Indianapolis-based American StructurePoint is the architectural engineering firm leading the project. The company, which designs everything from bridges and highways to county buildings and banks, became involved in the courthouse project immediately after the fire. Its forensics department arrived on site the next day to conduct a structural analysis and help assess fire damage.
The company designed the plans for the roof and the cupola reconstruction. It worked closely with historic interests, including Historic Madison Inc. and Arch Trio to follow historic preservation guidelines. The courthouse is a major building in Madison’s National Historic Landmark District designation.

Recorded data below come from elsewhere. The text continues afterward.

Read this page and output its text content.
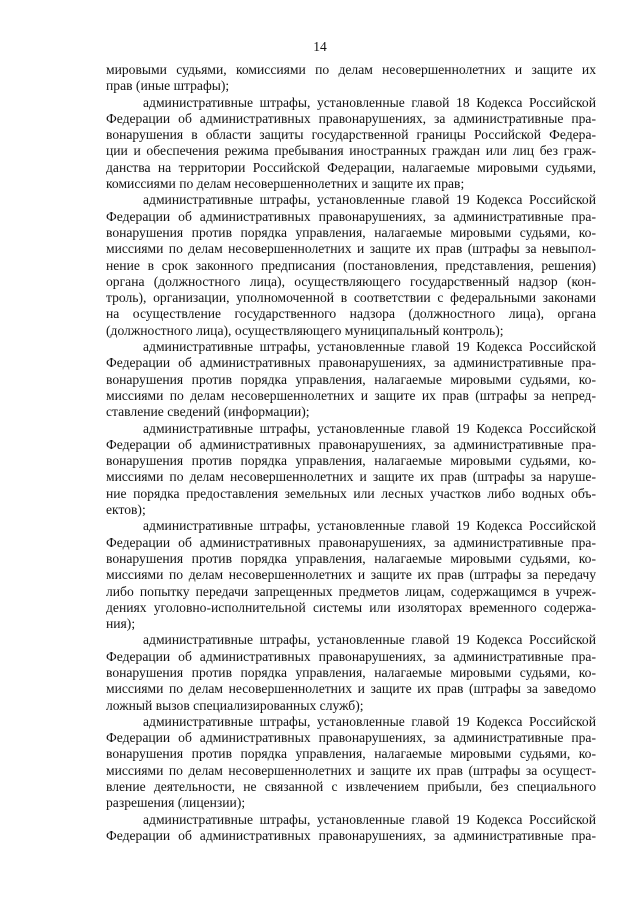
14
мировыми судьями, комиссиями по делам несовершеннолетних и защите их
прав (иные штрафы);
административные штрафы, установленные главой 18 Кодекса Российской
Федерации об административных правонарушениях, за административные пра-
вонарушения в области защиты государственной границы Российской Федера-
ции и обеспечения режима пребывания иностранных граждан или лиц без граж-
данства на территории Российской Федерации, налагаемые мировыми судьями,
комиссиями по делам несовершеннолетних и защите их прав;
административные штрафы, установленные главой 19 Кодекса Российской
Федерации об административных правонарушениях, за административные пра-
вонарушения против порядка управления, налагаемые мировыми судьями, ко-
миссиями по делам несовершеннолетних и защите их прав (штрафы за невыпол-
нение в срок законного предписания (постановления, представления, решения)
органа (должностного лица), осуществляющего государственный надзор (кон-
троль), организации, уполномоченной в соответствии с федеральными законами
на осуществление государственного надзора (должностного лица), органа
(должностного лица), осуществляющего муниципальный контроль);
административные штрафы, установленные главой 19 Кодекса Российской
Федерации об административных правонарушениях, за административные пра-
вонарушения против порядка управления, налагаемые мировыми судьями, ко-
миссиями по делам несовершеннолетних и защите их прав (штрафы за непред-
ставление сведений (информации);
административные штрафы, установленные главой 19 Кодекса Российской
Федерации об административных правонарушениях, за административные пра-
вонарушения против порядка управления, налагаемые мировыми судьями, ко-
миссиями по делам несовершеннолетних и защите их прав (штрафы за наруше-
ние порядка предоставления земельных или лесных участков либо водных объ-
ектов);
административные штрафы, установленные главой 19 Кодекса Российской
Федерации об административных правонарушениях, за административные пра-
вонарушения против порядка управления, налагаемые мировыми судьями, ко-
миссиями по делам несовершеннолетних и защите их прав (штрафы за передачу
либо попытку передачи запрещенных предметов лицам, содержащимся в учреж-
дениях уголовно-исполнительной системы или изоляторах временного содержа-
ния);
административные штрафы, установленные главой 19 Кодекса Российской
Федерации об административных правонарушениях, за административные пра-
вонарушения против порядка управления, налагаемые мировыми судьями, ко-
миссиями по делам несовершеннолетних и защите их прав (штрафы за заведомо
ложный вызов специализированных служб);
административные штрафы, установленные главой 19 Кодекса Российской
Федерации об административных правонарушениях, за административные пра-
вонарушения против порядка управления, налагаемые мировыми судьями, ко-
миссиями по делам несовершеннолетних и защите их прав (штрафы за осущест-
вление деятельности, не связанной с извлечением прибыли, без специального
разрешения (лицензии);
административные штрафы, установленные главой 19 Кодекса Российской
Федерации об административных правонарушениях, за административные пра-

County Commissioner Julie Berry traveled to the site where K&T Truss, an Amish company, handcrafted portions of the roof supports and pieces to closely resemble the originals. “It was amazing to watch,” she said. “They did a fantastic, quality job.”
In the days following the fire, Historic Madison Inc.’s executive director John Stacier and program director Heidi Valco Kruggel combed the rubble looking for salvageable items of historic interest. American StructurePoint’s Rob Creviston was right beside them in the mess searching for valuable items.
“We took some of the items that we did find and measured and photographed them,” said Creviston, the team leader on the courthouse project. “We have also used old photographs to piece back together the dimensions of the cupola. It will be a close match to the original.”
Campbellsville Industries, nicknamed “The Steeple People... Plus” has more than 17,000 installations located throughout the nation and in at least six foreign countries. Not only does the company make steeples, but it also makes ballustrades, picket railing, baptistries, bulletin boards, clocks, cupolas, columns, cornices, crosses, domes, finials, louvers, towers, urns and weathervanes.
Some of the companies more recent and well-known projects include the four corner cupolas on the West Baden Springs Hotel, in French Lick, Ind., and the new, copper Hoboken N.J., Ferry Terminal Clock Tower built to replicate the 1941 original.
“We do both historical reconstruction and new construction,” said Campbellsville Industries’ Dave Manning.
On a project such as the Jefferson County Courthouse, Manning said the actual cupola would be fabricated at the factory. When ready, the pieces would be transported to Madison, where they would be hoisted onto the roof of the building and secured together.
Creviston said because the cupola on the courthouse has actually burned more than once, the replica will not be made of wood. Instead, it will be made of either an aluminum product or a fiberglass reinforced polyester resin, or FRP, that duplicates wood. Both materials are noncombustible and low maintenance.
“As long as we replicate shape and colors of the original cupola, it will be within historic preservation guidelines for such a building,” he said.
The cupola will contain four clocks with 12-inch Roman numerals. Creviston said the previous clocks had eight-inch numbers. Electric chimes will replace the bell.
Berry said the historic bell was damaged in the fire and commissioners decided not to rehang it in the new belltower. Instead, it will be displayed in some type of fashion, possibly in the foyer of a new 10,000-square-foot expansion on the southside of the building.
“In 1997, a space study was conducted, and it was determined that we are 11,000 square feet short of space,” said Berry. “We have plans being drawn up for an addition that would include extra courtroom space.”
If approved by county council members, Berry said the expansion would be paid for through means other than new taxes. “We are seeking an economic development grant from Lawrenceburg, Ind.”
The expansion would be part of the interior phase of the rebuilding project.